Through monitoring of the levels of MDA ( Figure 7F ), the GSH/GSSG ratio ( Figure 7E ), GPx ( Figure 7H ), and iron ions in various cell lines, as for Fe²⁺ level ( Figure 7G ), MDA in TPC-1-Lv-FTO was found to be significantly higher than TPC-1/vector, and MDA in KTC-1-shFTO proved to be significantly lower than in KTC-1/scramble. In terms of the GSH/GSSG ratio, the GPx level in TPC-1-Lv-FTO was considerably lower than that of the TPC-1/vector, while for GSH/GSSG ratio, the GPx level in KTC-1-shFTO was much higher than that of the KTC-1/scramble. However, the Fe²⁺ level held the opposite trend as MDA in TPC-1-shSLC7A11 was significantly higher than TPC-1/scramble, and MDA in KTC-1-Lv-SLC7A11 was substantially lower than in the KTC-1/vector. When it comes to the GSH/GSSG ratio, the GPx level in TPC-1-shSLC7A11 was remarkably lower than in the TPC-1/scramble, while at the GSH/GSSG ratio, the GPx level in KTC-1-Lv-SLC7A11 was dramatically higher than in the KTC-1/vector.
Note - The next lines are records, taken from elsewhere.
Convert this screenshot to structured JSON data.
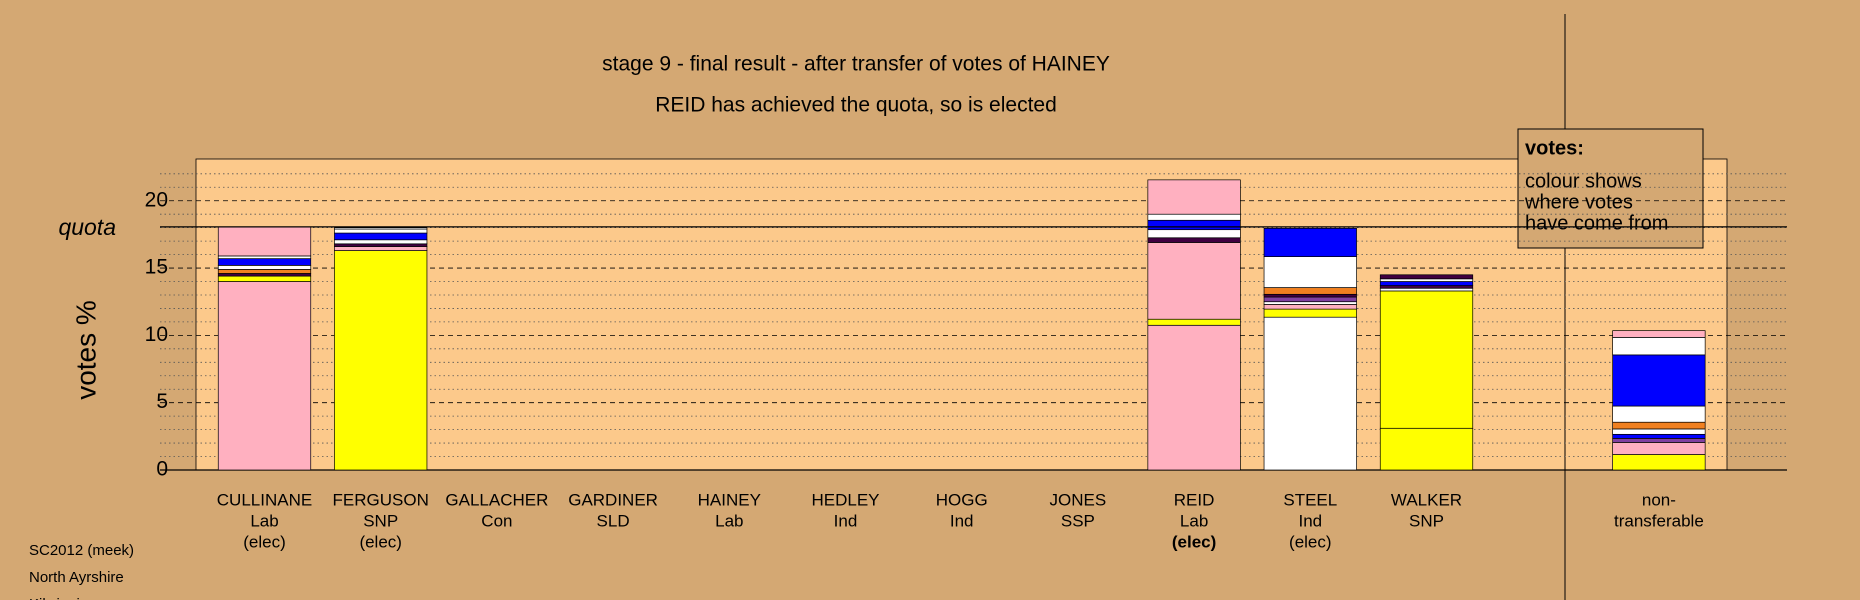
{
  "chart_data": {
    "type": "stacked_bar",
    "title": "stage 9 - final result - after transfer of votes of HAINEY",
    "subtitle": "REID has achieved the quota, so is elected",
    "y_label": "votes %",
    "quota_label": "quota",
    "quota": 18.06,
    "ylim": [
      0,
      23.1
    ],
    "yticks": [
      0,
      5,
      10,
      15,
      20
    ],
    "minor_yticks": [
      1,
      2,
      3,
      4,
      6,
      7,
      8,
      9,
      11,
      12,
      13,
      14,
      16,
      17,
      18,
      19,
      21,
      22
    ],
    "grid": true,
    "bold_status_index": 8,
    "categories": [
      [
        "CULLINANE",
        "Lab",
        "(elec)"
      ],
      [
        "FERGUSON",
        "SNP",
        "(elec)"
      ],
      [
        "GALLACHER",
        "Con"
      ],
      [
        "GARDINER",
        "SLD"
      ],
      [
        "HAINEY",
        "Lab"
      ],
      [
        "HEDLEY",
        "Ind"
      ],
      [
        "HOGG",
        "Ind"
      ],
      [
        "JONES",
        "SSP"
      ],
      [
        "REID",
        "Lab",
        "(elec)"
      ],
      [
        "STEEL",
        "Ind",
        "(elec)"
      ],
      [
        "WALKER",
        "SNP"
      ]
    ],
    "stacks": [
      [
        {
          "color": "#ffb0c0",
          "value": 14.0
        },
        {
          "color": "#ffff00",
          "value": 0.4
        },
        {
          "color": "#400040",
          "value": 0.2
        },
        {
          "color": "#f08020",
          "value": 0.3
        },
        {
          "color": "#ffffff",
          "value": 0.3
        },
        {
          "color": "#0000ff",
          "value": 0.5
        },
        {
          "color": "#ffffff",
          "value": 0.2
        },
        {
          "color": "#ffb0c0",
          "value": 2.16
        }
      ],
      [
        {
          "color": "#ffff00",
          "value": 16.3
        },
        {
          "color": "#ffb0c0",
          "value": 0.3
        },
        {
          "color": "#400040",
          "value": 0.2
        },
        {
          "color": "#ffffff",
          "value": 0.3
        },
        {
          "color": "#0000ff",
          "value": 0.5
        },
        {
          "color": "#ffffff",
          "value": 0.3
        },
        {
          "color": "#ffffff",
          "value": 0.1
        }
      ],
      [
        {
          "color": "#ffff00",
          "value": 0
        }
      ],
      [
        {
          "color": "#ffff00",
          "value": 0
        }
      ],
      [
        {
          "color": "#ffb0c0",
          "value": 0
        }
      ],
      [
        {
          "color": "#ffffff",
          "value": 0
        }
      ],
      [
        {
          "color": "#ffffff",
          "value": 0
        }
      ],
      [
        {
          "color": "#f08020",
          "value": 0
        }
      ],
      [
        {
          "color": "#ffb0c0",
          "value": 10.75
        },
        {
          "color": "#ffff00",
          "value": 0.45
        },
        {
          "color": "#ffb0c0",
          "value": 5.7
        },
        {
          "color": "#400040",
          "value": 0.35
        },
        {
          "color": "#ffffff",
          "value": 0.6
        },
        {
          "color": "#0000ff",
          "value": 0.7
        },
        {
          "color": "#ffffff",
          "value": 0.45
        },
        {
          "color": "#ffb0c0",
          "value": 2.55
        }
      ],
      [
        {
          "color": "#ffffff",
          "value": 11.35
        },
        {
          "color": "#ffff00",
          "value": 0.6
        },
        {
          "color": "#ffb0c0",
          "value": 0.35
        },
        {
          "color": "#ffffff",
          "value": 0.2
        },
        {
          "color": "#8040a0",
          "value": 0.35
        },
        {
          "color": "#400040",
          "value": 0.2
        },
        {
          "color": "#f08020",
          "value": 0.5
        },
        {
          "color": "#ffffff",
          "value": 2.3
        },
        {
          "color": "#0000ff",
          "value": 2.1
        }
      ],
      [
        {
          "color": "#ffff00",
          "value": 3.1
        },
        {
          "color": "#ffff00",
          "value": 10.2
        },
        {
          "color": "#ffffff",
          "value": 0.2
        },
        {
          "color": "#400040",
          "value": 0.2
        },
        {
          "color": "#0000ff",
          "value": 0.3
        },
        {
          "color": "#ffffff",
          "value": 0.2
        },
        {
          "color": "#400040",
          "value": 0.3
        }
      ]
    ],
    "nontransferable": {
      "label": [
        "non-",
        "transferable"
      ],
      "stack": [
        {
          "color": "#ffff00",
          "value": 1.15
        },
        {
          "color": "#ffb0c0",
          "value": 0.9
        },
        {
          "color": "#8040a0",
          "value": 0.3
        },
        {
          "color": "#0000ff",
          "value": 0.3
        },
        {
          "color": "#ffffff",
          "value": 0.4
        },
        {
          "color": "#f08020",
          "value": 0.5
        },
        {
          "color": "#ffffff",
          "value": 1.2
        },
        {
          "color": "#0000ff",
          "value": 3.8
        },
        {
          "color": "#ffffff",
          "value": 1.3
        },
        {
          "color": "#ffb0c0",
          "value": 0.5
        }
      ]
    },
    "legend": {
      "heading": "votes:",
      "lines": [
        "colour shows",
        "where votes",
        "have come from"
      ]
    },
    "footer": [
      "SC2012 (meek)",
      "North Ayrshire",
      "Kilwinning"
    ]
  }
}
Finally, whether FTO could regulate PTC cell ferroptosis by mediating the m6A demethylation of SLC7A11 was reversely verified. To validate that the observed phenotype was mediated by the dysregulation of the FTO–SLC7A11 axis, a few functional rescue assays were performed. Then, as demonstrated by the CCK-8 assay, the knockdown effect of FTO resulted in the enhanced proliferation capacity in KTC-1 cells, which could be reverted by SLC7A11-knockdown. The over-expression of SLC7A11 also substantially increased the abolished mobility induced by the over-expression of FTO ( Figure 8A ). Besides this, wound healing assays ( Figure 8B ) and transwell migration and invasion assays ( Figure 8C ) also confirmed the initial speculation. To sum up, SLC7A11 dysfunction may lead to FTO-mediated PTC cell proliferation or mobility signatures.